Assim sendo, hoje fazemos o balanço que se acertamos e muito em nos afastar completamente dessa grande política governamental e empresarial de fidalgos e compadres que se relacionam por autoritarismo e corrupção, também temos que admitir que continuamos ingênuos e erramos em acreditar que qualquer livre iniciativa pudesse influenciar a produção de novas políticas públicas dominadas por esses gangster e banksters. Talvez, sejamos ingênuos em acreditar inclusive que a iniciativa cidadã possa influenciar significativamente as ideias e práticas de outros simples cidadãos, na medida que todos estamos sob o domínio dos mesmos medos e poderes e mentalidades. Mas definitivamente esse é o tipo de erro que vale a pena persistir, até como esperança ou melhor perseverança de mudança.

Mas essa crítica não é exclusivamente nacional. Já em 2012 no Congresso da BIEN na Alemanha deixamos bem claro nossa divergência das definições tradicionais da renda básica, estritamente economicistas que não encaravam o respeito às liberdades civis e individuais como precondição jurídica fundamental a constituição de uma verdadeira renda básica. Cujos programas não podem ser meramente assistenciais ou pior, compensatório das pilhagens e expropriações criminosas feitas da parceira público-privada entre governos e corporações do crime legalizado. Mas sim a garantia de participação numa riqueza que é comum, um direito igual e individual cuja apropriação exclusiva seja por indivíduos, coletivos, seja por corporação privada ou estatais é um crime como o de qualquer pessoa comum que tome para sua possessão e controle o que é absolutamente vital e necessário, a sobrevivência de todos os demais. Aliás, esse tipo de expropriação do bem comum, mais do que uma declaração de guerra contra os povos é um ato de guerra consumado, cuja extensão das posses e controles e privações subsequentes pode inclusive implicar a longo, e até curto prazo, no extermínio silencioso dessas famílias e populações, especialmente dos mais vulneráveis- em geral pobres e crianças em especial das raças e classes historicamente exploradas, excluídas e discriminadas.

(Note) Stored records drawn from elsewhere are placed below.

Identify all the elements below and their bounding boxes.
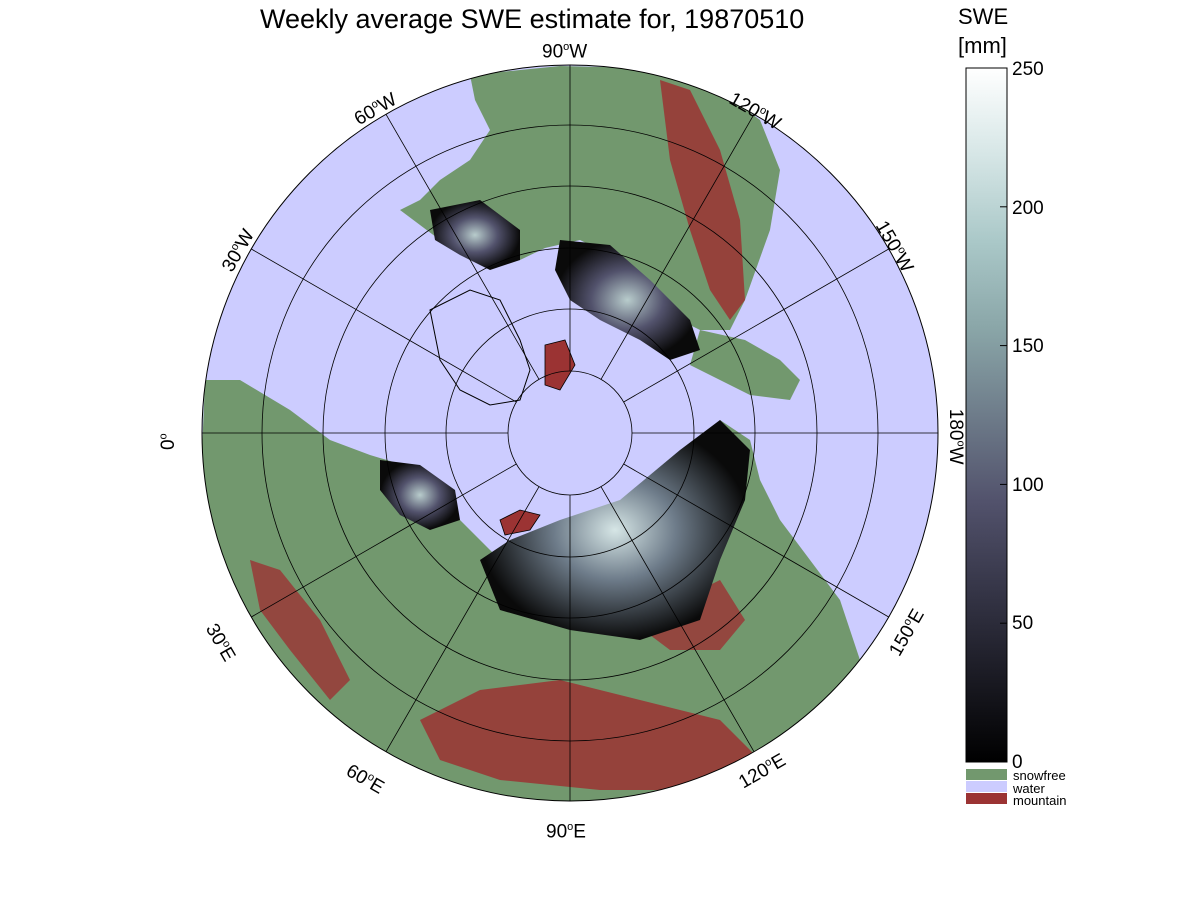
- mountain-central-asia: [420, 680, 760, 790]
- meridian-line: [251, 463, 517, 618]
- map-title: Weekly average SWE estimate for, 1987051…: [260, 4, 805, 34]
- meridian-line: [251, 248, 517, 403]
- meridian-line: [623, 248, 889, 403]
- colorbar-tick-150: 150: [1012, 336, 1044, 357]
- lon-label-0: 0o: [157, 433, 180, 451]
- colorbar: [965, 67, 1008, 804]
- colorbar-tick-250: 250: [1012, 59, 1044, 80]
- snow-scandinavia: [380, 460, 460, 530]
- colorbar-unit-label-mm: [mm]: [958, 33, 1007, 58]
- mountain-europe: [250, 560, 350, 700]
- graticule: [202, 65, 938, 801]
- meridian-line: [600, 114, 755, 380]
- colorbar-tick-0: 0: [1012, 752, 1023, 773]
- legend-label-water: water: [1013, 781, 1045, 796]
- snow-arctic-archipelago: [555, 240, 700, 360]
- colorbar-unit-label: SWE: [958, 4, 1009, 29]
- land-layer: [202, 66, 860, 801]
- meridian-line: [385, 114, 540, 380]
- colorbar-tick-50: 50: [1012, 613, 1034, 634]
- colorbar-ticks: [1000, 67, 1007, 763]
- colorbar-tick-200: 200: [1012, 198, 1044, 219]
- island-baffin: [544, 339, 576, 391]
- legend-swatch-mountain: [966, 793, 1007, 804]
- lon-label-90e: 90oE: [546, 821, 586, 843]
- colorbar-tick-100: 100: [1012, 475, 1044, 496]
- legend-label-mountain: mountain: [1013, 793, 1067, 808]
- snow-siberia: [480, 420, 750, 640]
- meridian-line: [623, 463, 889, 618]
- legend-swatch-snowfree: [966, 769, 1007, 780]
- lon-label-180w: 180oW: [945, 408, 967, 465]
- lon-label-90w: 90oW: [542, 41, 588, 63]
- legend-swatch-water: [966, 781, 1007, 792]
- snow-canada: [430, 200, 520, 270]
- map-frame: [201, 64, 939, 802]
- meridian-line: [385, 486, 540, 752]
- legend-label-snowfree: snowfree: [1013, 768, 1066, 783]
- island-novaya-zemlya: [499, 509, 541, 536]
- colorbar-gradient: [965, 67, 1008, 763]
- mountain-rockies: [660, 80, 745, 320]
- meridian-line: [600, 486, 755, 752]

No intuito, portanto, de mitigar problemas humanitários e econômicos que esse tipo de exploração causavam- mas claro, sem interferir no sistema gerador dos privilégios, onde esses problemas são meros efeitos colaterais do progresso e desenvolvimento- foram elaborados programas sociais de combate a pobreza que, em resumo, tornavam mais suportável o insuportável; assim, não só não interferindo na alienação econômica ou política, e atrelando exigências que reforçassem esse domínio cultural e comportamental da população; população, por sua vez, destinadas a servir como mão-de-obra no “mercado”. Ou seja, não só não tocavam na questão do capital constantemente expropriado- não o dos particulares, mas o público, pilhado junto com o particular — como contribuia na grande distribuição reversa desse bem comum as corporações subsidiada pelo Estados, distribuindo migalhas como compensação desse em troca roubo sistematizado em troca da conformação dos expropriados.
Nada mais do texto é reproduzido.